Capítulo 10 – Regressar à “escola” aos 43 anos
Autores: Rita Relego e Sofia Malheiro da Silva
Palavras-chave: centro de estudos, currículo funcional, formação de adultos, Perturbação cognitiva
Citação: Relego, R. & Malheiro, S. (2023). Regressar à “escola” aos 43 anos. In M. Francisco, C. Tomás & S. Malheiro (Orgs.). 12 histórias educacionais: Ser diferente na diversidade. Práticas pedagógicas em contextos pouco visíveis. [Online]. LEAD, Universidade Aberta.
Estávamos no mês de outubro de 2017 e bateram-me à porta do Centro de Estudos. Desde 2010 que o mesmo funcionava com meninos ditos “normais”. Nunca me tinham procurado para dar respostas a alunos com deficiência ou com necessidades educativas especiais como na época ainda se chamavam. Naquele dia, esta situação podia mudar. A Rita perguntou-me o que se podia aprender ali. Depois de dadas todas as informações, garantiu-me que iria falar com a mãe porque queria muito aprender “coisas da escola” especialmente “Português, Inglês e outras coisas”.

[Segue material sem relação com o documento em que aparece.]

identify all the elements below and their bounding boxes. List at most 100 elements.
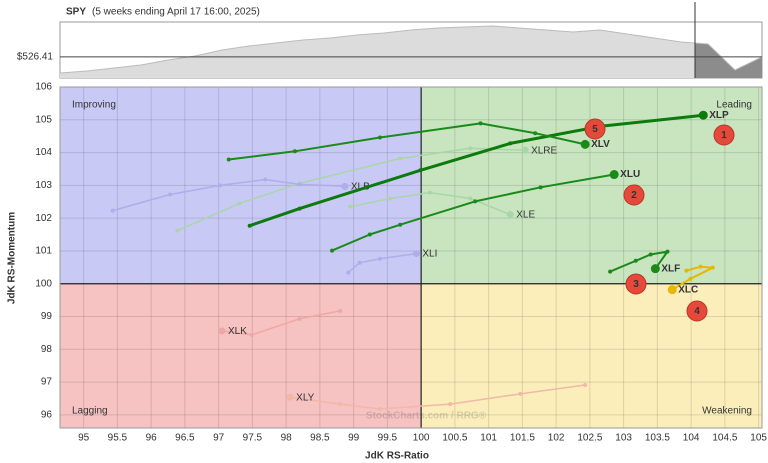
trail-dot xyxy=(297,182,302,187)
trail-dot xyxy=(110,208,115,213)
x-tick-label: 104 xyxy=(683,433,700,444)
series-label: XLP xyxy=(709,110,729,121)
trail-dot xyxy=(633,258,638,263)
head-dot xyxy=(521,146,529,154)
spy-area xyxy=(60,26,762,78)
trail-dot xyxy=(533,131,538,136)
badge xyxy=(625,273,647,295)
x-tick-label: 100.5 xyxy=(442,433,467,444)
trail xyxy=(249,113,704,228)
trail xyxy=(347,252,417,274)
trail-dot xyxy=(346,270,351,275)
head-dot xyxy=(580,139,590,149)
trail-dot xyxy=(648,252,653,257)
spy-area-recent xyxy=(695,43,762,78)
watermark: StockCharts.com / RRG® xyxy=(366,411,487,422)
badge-number: 2 xyxy=(631,190,637,201)
trail xyxy=(228,122,586,161)
head-dot xyxy=(218,327,226,335)
trail-dot xyxy=(448,402,453,407)
plot-frame xyxy=(59,86,763,429)
trail-dot xyxy=(478,121,483,126)
series-label: XLF xyxy=(661,263,680,274)
head-dot xyxy=(341,182,349,190)
trail-dot xyxy=(247,223,252,228)
quadrant-label: Weakening xyxy=(702,406,752,417)
trail-dot xyxy=(292,149,297,154)
x-tick-label: 103.5 xyxy=(645,433,670,444)
trail-dot xyxy=(249,332,254,337)
badge-number: 4 xyxy=(694,306,700,317)
y-tick-label: 101 xyxy=(35,246,52,257)
series-label: XLY xyxy=(296,392,314,403)
series-label: XLC xyxy=(678,284,698,295)
y-tick-label: 96 xyxy=(41,410,53,421)
series-label: XLU xyxy=(620,169,640,180)
x-tick-label: 98 xyxy=(281,433,293,444)
y-tick-label: 105 xyxy=(35,114,52,125)
trail xyxy=(112,178,345,212)
trail xyxy=(290,384,586,410)
trail-dot xyxy=(468,196,473,201)
x-tick-label: 96 xyxy=(146,433,158,444)
y-tick-label: 99 xyxy=(41,311,53,322)
trail-dot xyxy=(217,183,222,188)
x-tick-label: 101.5 xyxy=(510,433,535,444)
trail-dot xyxy=(684,268,689,273)
trail xyxy=(221,310,341,336)
y-tick-label: 106 xyxy=(35,82,52,93)
x-tick-label: 98.5 xyxy=(310,433,330,444)
head-dot xyxy=(506,211,514,219)
x-tick-label: 96.5 xyxy=(175,433,195,444)
x-tick-label: 95.5 xyxy=(108,433,128,444)
series-label: XLB xyxy=(351,181,370,192)
trail-dot xyxy=(297,206,302,211)
series-label: XLK xyxy=(228,326,247,337)
badge xyxy=(623,184,645,206)
x-tick-label: 99 xyxy=(348,433,360,444)
series-label: XLV xyxy=(591,139,610,150)
quadrant-label: Leading xyxy=(716,100,752,111)
x-tick-label: 101 xyxy=(480,433,497,444)
spy-subtitle: (5 weeks ending April 17 16:00, 2025) xyxy=(92,7,260,18)
head-dot xyxy=(286,393,294,401)
trail-dot xyxy=(698,264,703,269)
head-dot xyxy=(412,250,420,258)
x-axis-label: JdK RS-Ratio xyxy=(365,451,429,462)
quadrant xyxy=(60,87,422,284)
trail-dot xyxy=(175,228,180,233)
x-tick-label: 97 xyxy=(213,433,225,444)
trail-dot xyxy=(377,256,382,261)
head-dot xyxy=(698,110,708,120)
trail-dot xyxy=(518,391,523,396)
y-axis-label: JdK RS-Momentum xyxy=(7,212,18,304)
x-tick-label: 102 xyxy=(548,433,565,444)
head-dot xyxy=(667,285,677,295)
y-tick-label: 100 xyxy=(35,278,52,289)
badge-number: 1 xyxy=(721,130,727,141)
trail-dot xyxy=(348,204,353,209)
x-tick-label: 104.5 xyxy=(712,433,737,444)
y-tick-label: 103 xyxy=(35,180,52,191)
y-tick-label: 98 xyxy=(41,344,53,355)
trail-dot xyxy=(263,177,268,182)
trail-dot xyxy=(297,316,302,321)
trail-dot xyxy=(388,196,393,201)
trail-dot xyxy=(377,406,382,411)
badge-number: 5 xyxy=(592,124,598,135)
trail-dot xyxy=(583,383,588,388)
trail-dot xyxy=(710,265,715,270)
trail-dot xyxy=(538,185,543,190)
badge xyxy=(686,300,708,322)
spy-title: SPY xyxy=(66,7,86,18)
trail-dot xyxy=(665,249,670,254)
quadrant-label: Lagging xyxy=(72,406,108,417)
trail-dot xyxy=(418,168,423,173)
trail-dot xyxy=(398,156,403,161)
x-tick-label: 99.5 xyxy=(378,433,398,444)
trail-dot xyxy=(377,135,382,140)
x-tick-label: 95 xyxy=(78,433,90,444)
quadrant xyxy=(60,283,422,428)
y-tick-label: 102 xyxy=(35,213,52,224)
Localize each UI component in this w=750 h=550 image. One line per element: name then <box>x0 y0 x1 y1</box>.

Não foi preciso uma semana para reunir com a mãe e procurar que o centro de estudos desse resposta às motivações e necessidades demonstradas pela Rita e pela família.
Nascida em junho de 1974, numa família com pais e 3 irmãos também eles já adultos e a viver cada um em suas casas, a Rita habitava com o pai e com a mãe e as suas rotinas passavam pela frequência do CRID. Neste local, quer a mãe, quer a Rita sentiam que “puxavam” pouco por ela. Era importante aprender a manusear o dinheiro, a ver as horas, a escrever, a motivar-se para a leitura, a conviver com crianças e jovens ditos “normais”, a fazer amigos, a conquistar alguma autonomia e a aprender conteúdos disciplinares de interesse funcional para a sua vida.
Assim, num agendamento trissemanal, a Rita começou a frequentar o centro de estudos com sessões de 1h cada. Entre sessões de apoio individualizado, as sessões em que trabalhava com regime de par pedagógico com outros alunos do centro de estudos, do 3.º ao 9.º ano de escolaridade, as experiências iam sendo diversificadas, assumindo-se o cumprimento de um programa pedagógico de natureza funcional, que era implementado no centro de estudos, mas que tinha continuidade em casa, dada a motivação que a Rita sentia “pelas coisas da escola”.
Trabalhando com manuais escolares, com ficheiros autocorretivos, com materiais manipulativos, com jogos didáticos, com o computador, com o mural de parede, etc. vários foram os contextos e os pretextos associados a diferentes cenários motivacionais para desenvolver as competências funcionais da Rita.
Foi muito gratificante todo este processo. A Rita frequentou o centro de estudos até ao encerramento do mesmo, por motivos da pandemia COVID-19. No final deste percurso conseguimos que a Rita melhorasse de forma considerável as suas competências:
- de leitura, interpretação e compreensão escrita
- de escrita funcional;
- de leitura e interpretação das horas;
- no manuseamento do dinheiro (euro);
- no seu cálculo mental;
- motivacionais para apelar à leitura e à pesquisa;
- em diferentes conteúdos curriculares do ensino básico com aplicabilidade no seu dia a dia;
- Sociais e afetivas (criação de novas amizades);
- Comunicacionais (conquistou a comunicação pelas redes sociais)
Sentiu-se, tal como a mesma disse: “mais livre, com mais amigos e mais capaz de aprender coisas novas e diferentes”.
Foi muito compensador para mim, enquanto técnica superior de educação, ter recebido a Rita no centro de estudos e promover ao longo de 3 anos letivos esta inclusão complementar às atividades que a Rita desenvolvia no CRID, num mix de tentativa, experiência, erro, quer no que às opções curriculares dizia respeito, quer no que se relacionava com atividades a propor, estratégias a implementar, pares pedagógicos a associar, etc.
Na verdade, nunca é tarde para “voltar à escola” e, com boa vontade a “escola pode voltar para nós” adaptando diferentes cenários e diferentes contextos aos propósitos que idealizamos.